XQuery has filled this demand for an alternative among a growing community of users: they find XQuery has a lower learning curve, it meets their needs for transforming XML, and, together with XQuery's other advantages, it has become a compelling "all-in-one" language. Like XSLT, XQuery was created by the W3C to handle XML. But instead of expressing the language in XML syntax, the architects of XQuery chose a new syntax that would be more familiar to users of server-side scripting languages such as PHP, Perl, or Python. XQuery was designed to be similar to users of relational database query languages such as SQL, while still remaining true to functional programming practices. Despite its relative youth (XQuery 1.0 was only released in 2007 when XSLT had already reached its version 2.0), XQuery was born remarkably mature. XML servers like eXist-db and MarkLogic were already using XQuery as their language for querying XML and performing web server operations (obviating the need for learning PHP, Perl, or Python).
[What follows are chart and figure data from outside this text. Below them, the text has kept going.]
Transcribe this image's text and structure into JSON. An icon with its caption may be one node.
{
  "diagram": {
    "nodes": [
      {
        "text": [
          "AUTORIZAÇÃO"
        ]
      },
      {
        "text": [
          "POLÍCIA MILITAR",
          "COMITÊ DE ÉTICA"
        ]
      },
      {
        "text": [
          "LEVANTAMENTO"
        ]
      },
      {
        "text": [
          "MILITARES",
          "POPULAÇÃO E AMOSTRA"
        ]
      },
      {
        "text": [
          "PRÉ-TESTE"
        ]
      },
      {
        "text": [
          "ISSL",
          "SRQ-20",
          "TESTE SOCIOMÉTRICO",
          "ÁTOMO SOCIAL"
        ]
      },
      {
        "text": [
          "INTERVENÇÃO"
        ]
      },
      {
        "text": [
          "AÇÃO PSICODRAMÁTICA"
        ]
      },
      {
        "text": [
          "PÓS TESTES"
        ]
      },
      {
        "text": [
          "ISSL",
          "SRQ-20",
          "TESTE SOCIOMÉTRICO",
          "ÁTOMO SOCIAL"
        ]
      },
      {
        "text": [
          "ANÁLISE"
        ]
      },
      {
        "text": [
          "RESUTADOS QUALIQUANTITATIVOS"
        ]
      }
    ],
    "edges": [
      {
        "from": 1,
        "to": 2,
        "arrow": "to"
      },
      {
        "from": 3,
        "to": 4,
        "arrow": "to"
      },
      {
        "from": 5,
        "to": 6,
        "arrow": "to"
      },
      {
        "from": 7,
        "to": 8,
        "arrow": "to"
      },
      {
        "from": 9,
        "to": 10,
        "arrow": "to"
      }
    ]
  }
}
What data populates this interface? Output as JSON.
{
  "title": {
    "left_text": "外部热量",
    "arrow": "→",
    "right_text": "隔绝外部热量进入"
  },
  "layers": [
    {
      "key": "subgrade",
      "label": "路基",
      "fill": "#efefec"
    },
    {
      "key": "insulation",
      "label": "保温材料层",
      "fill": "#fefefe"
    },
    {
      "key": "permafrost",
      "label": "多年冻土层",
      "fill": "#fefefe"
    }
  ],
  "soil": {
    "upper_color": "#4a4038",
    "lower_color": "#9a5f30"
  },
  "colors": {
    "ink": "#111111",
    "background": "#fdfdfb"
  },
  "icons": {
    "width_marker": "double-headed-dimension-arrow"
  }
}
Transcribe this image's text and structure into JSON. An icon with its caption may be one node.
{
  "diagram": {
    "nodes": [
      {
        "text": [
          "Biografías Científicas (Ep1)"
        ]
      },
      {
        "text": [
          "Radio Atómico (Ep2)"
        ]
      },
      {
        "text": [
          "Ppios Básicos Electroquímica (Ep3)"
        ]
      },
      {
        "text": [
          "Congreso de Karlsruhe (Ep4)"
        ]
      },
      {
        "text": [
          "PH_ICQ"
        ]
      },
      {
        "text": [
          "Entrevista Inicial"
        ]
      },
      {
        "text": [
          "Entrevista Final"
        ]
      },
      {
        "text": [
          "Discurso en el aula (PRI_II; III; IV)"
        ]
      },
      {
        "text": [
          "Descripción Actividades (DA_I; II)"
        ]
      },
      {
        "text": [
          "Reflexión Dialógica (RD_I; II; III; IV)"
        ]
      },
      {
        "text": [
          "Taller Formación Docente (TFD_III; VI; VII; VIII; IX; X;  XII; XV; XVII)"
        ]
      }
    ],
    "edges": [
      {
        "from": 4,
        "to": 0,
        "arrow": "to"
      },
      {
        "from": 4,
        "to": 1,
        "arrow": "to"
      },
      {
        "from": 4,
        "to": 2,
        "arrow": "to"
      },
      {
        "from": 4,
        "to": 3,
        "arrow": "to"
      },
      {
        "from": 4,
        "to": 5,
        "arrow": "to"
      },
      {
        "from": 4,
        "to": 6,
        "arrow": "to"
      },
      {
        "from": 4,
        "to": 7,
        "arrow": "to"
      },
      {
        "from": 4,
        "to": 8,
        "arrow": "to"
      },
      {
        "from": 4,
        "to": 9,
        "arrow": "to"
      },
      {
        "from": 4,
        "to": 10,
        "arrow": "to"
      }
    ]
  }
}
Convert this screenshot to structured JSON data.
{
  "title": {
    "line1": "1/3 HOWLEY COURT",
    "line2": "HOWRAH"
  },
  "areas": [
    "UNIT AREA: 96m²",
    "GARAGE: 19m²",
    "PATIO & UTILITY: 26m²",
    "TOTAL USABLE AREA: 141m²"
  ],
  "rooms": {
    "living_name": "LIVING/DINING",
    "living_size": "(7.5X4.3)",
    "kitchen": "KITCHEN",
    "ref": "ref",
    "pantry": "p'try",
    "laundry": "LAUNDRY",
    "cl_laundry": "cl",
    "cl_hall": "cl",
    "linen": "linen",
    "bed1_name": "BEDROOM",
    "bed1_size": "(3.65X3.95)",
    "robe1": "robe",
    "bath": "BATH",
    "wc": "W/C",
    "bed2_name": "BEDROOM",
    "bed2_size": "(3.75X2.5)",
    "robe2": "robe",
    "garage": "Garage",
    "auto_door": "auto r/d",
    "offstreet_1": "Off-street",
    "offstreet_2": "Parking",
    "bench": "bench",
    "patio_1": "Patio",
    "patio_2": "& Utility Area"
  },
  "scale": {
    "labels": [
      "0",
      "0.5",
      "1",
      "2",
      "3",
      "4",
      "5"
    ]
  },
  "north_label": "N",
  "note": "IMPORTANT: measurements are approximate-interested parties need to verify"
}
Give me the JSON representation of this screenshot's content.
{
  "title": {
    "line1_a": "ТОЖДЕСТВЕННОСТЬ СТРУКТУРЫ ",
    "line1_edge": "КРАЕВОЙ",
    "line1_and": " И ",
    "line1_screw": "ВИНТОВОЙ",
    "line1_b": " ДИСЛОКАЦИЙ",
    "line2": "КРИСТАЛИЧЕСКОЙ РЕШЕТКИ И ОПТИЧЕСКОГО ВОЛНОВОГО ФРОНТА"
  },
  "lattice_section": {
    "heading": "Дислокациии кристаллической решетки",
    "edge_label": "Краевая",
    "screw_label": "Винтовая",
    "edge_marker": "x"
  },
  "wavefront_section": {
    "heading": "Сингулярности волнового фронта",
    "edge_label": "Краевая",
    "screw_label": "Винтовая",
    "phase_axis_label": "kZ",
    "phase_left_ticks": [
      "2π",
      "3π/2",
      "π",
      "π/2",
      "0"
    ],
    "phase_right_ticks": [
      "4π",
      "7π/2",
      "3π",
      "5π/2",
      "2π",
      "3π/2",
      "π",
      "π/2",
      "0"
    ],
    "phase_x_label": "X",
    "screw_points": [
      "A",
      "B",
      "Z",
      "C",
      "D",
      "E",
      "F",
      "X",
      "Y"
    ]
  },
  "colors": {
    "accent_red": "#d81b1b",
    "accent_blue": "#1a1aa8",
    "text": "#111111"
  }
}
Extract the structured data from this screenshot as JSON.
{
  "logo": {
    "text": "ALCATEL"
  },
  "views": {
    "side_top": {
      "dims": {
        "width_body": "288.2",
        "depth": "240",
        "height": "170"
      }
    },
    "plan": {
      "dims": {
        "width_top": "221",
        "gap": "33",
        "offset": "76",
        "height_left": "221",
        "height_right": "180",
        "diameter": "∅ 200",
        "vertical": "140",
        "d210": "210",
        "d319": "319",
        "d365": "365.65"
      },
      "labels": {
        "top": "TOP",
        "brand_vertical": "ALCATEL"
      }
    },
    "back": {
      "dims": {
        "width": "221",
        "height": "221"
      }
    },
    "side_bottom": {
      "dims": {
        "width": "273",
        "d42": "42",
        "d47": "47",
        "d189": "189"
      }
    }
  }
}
So, in the face of the XSLT community's contention that "XSLT is best for transforming documents and XQuery is best for querying databases", this community of users was surprised to find that XQuery has entirely replaced their need for XSLT. They have come to argue unabashedly that they prefer XQuery for this purpose.

How does XQuery accomplish the task of transforming XML? The primary technique in XQuery for transforming XML is a little-known expression added by the authors of XQuery, called "typeswitch." Although it is quite simple, typeswitch enables XQuery to perform nearly the full set of transformations that XSLT does. A typeswitch expression quickly looks at a node's type, and depending on the node's type, performs the operation you specify for that type of node. What this means is that each distinct element of a document can have its own rule, and these rules can be stored in modular XQuery functions. This humble addition to the XQuery language allows developers to transform documents with complex content and unpredictable order - something commonly believed to be best reserved for the domain of XSLT. Despite the differences in syntax and approach to transformation, a growing community has actually come to see the XQuery typeswitch expression as a valid, even superior, way to store their document transformation logic.

By structuring a set of XQuery functions around the typeswitch expression, you can achieve the same result as XSLT-style transforms while retaining the benefits of XQuery: ease of learning and integration with native XML databases. Even more important for those users of native XML databases, the availability of typeswitch means that they only need to learn a single language for their database queries, web server operations, and document transformations. These XQuery typeswitch routines have proven easy to build, test, and maintain - some believe easier than XSLT. XQuery typeswitch has given these users a high degree of agility, allowing them to master XQuery fully rather than splitting their time and attention between XQuery and XSLT.

That said, there is still a large body of legacy XSLT transforms that work well, and there are XSLT developers who see little benefit from transitioning to a typeswitch-style XQuery. Both are valid approaches to document transformation. A natural tension has arisen between the proponents of XQuery typeswitch and XSLT, each promoting what they are most comfortable with and believe to be superior. In practice you might be best served by trying both techniques and determining what style is right for you and your organization. Without presuming a background or interest in XSLT, this article and its companion article help you to understand the key patterns for using XQuery typeswitch for your XML transformation needs.